The returned object is a named list. Each element corresponds to one mapping group:

```{r cv-inspect}
# Pick a group with multiple candidates
group_names <- names(cv_all)
example_group <- group_names[
  which(vapply(cv_all, function(g) !is.na(g$freq) && g$naive < 1, logical(1)))[1]
]
cv_all[[example_group]]
```

Each group entry contains the group-level diagnostics behind the printed summary:

- `$naive` - $1/k$ random-guess accuracy for that group.
- `$freq` - majority-class accuracy for that group.
- `$acc` - named numeric vector with ML accuracy by method.
- `$naive_brier` and `$freq_brier` - baseline Brier scores.
- `$brier` - named numeric vector with ML Brier scores by method.
- `$naive_mean_prob` and `$freq_mean_prob` - baseline mean P(true class).
- `$mean_prob` - named numeric vector with ML mean P(true class) by method.

### Decision rules for interpreting the output

**Understanding model performance in context**: This is **multi-class classification** - each mapping group can have 3-10+ candidate categories. 
A naive random guess yields only ~18% accuracy (1/k where k is the number of candidates). 
Achieving 50%+ is substantial improvement over random - do not compare these numbers to binary classification benchmarks where 80%+ is typical. 
The key question is whether ML beats the *frequency* baseline, not whether it reaches some absolute threshold.

| Scenario | Recommendation |
|----------|---------------|
| ML model performance >> freq across most groups | ML weights add genuine signal; use them |
| ML model performance $\approx$ freq | ML is no better than frequency; prefer `wei_freq_c2c` (simpler, faster) |
| ML model performance < freq for many groups | ML is adding noise; do **not** use ML weights |
| High skipped-group rate (>20%) | Features may have too many missing values, groups are too small, or method fitting is unstable |

Because the train/test split is random, results vary between runs.
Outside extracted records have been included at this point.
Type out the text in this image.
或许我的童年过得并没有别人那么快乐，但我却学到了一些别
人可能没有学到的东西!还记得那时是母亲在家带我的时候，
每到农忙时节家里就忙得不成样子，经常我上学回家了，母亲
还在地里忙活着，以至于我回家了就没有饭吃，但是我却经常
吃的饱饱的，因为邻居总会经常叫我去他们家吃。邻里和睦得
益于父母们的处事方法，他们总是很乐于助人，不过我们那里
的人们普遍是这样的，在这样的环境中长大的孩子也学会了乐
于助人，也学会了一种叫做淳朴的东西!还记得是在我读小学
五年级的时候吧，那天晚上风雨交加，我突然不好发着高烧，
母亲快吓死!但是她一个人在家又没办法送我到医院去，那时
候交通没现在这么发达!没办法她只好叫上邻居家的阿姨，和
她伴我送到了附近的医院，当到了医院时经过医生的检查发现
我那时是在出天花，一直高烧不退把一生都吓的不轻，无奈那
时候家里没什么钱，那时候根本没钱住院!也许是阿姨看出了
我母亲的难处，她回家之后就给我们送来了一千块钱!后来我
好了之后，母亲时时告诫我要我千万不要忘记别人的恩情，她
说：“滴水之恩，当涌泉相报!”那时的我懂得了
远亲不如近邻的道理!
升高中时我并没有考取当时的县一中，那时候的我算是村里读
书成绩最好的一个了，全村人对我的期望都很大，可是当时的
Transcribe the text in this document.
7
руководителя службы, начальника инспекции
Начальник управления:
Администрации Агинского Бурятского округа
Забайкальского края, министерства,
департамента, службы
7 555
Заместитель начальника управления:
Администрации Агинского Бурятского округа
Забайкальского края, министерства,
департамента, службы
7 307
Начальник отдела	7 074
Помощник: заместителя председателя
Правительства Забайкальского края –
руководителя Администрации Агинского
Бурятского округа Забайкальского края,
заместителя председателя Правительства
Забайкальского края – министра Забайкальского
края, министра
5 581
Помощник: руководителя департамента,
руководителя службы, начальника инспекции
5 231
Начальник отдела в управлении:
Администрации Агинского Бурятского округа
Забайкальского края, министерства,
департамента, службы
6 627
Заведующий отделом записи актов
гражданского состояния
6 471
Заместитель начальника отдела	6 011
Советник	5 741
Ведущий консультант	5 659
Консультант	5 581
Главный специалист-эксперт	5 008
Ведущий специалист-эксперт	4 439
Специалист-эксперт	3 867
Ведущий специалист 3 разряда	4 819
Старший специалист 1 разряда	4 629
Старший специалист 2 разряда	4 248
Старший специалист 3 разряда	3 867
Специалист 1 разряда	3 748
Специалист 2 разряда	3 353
For more stable estimates, pool more data into `ml$data` (e.g. multiple survey waves) or run `cat2cat_ml_run()` several times and average the summaries.

> **Caveat**: high `cat2cat_ml_run()` model performance means the model discriminates well *within* mapping groups. 
It does not validate the mapping table itself. A perfect model with a wrong transition table will still produce wrong results.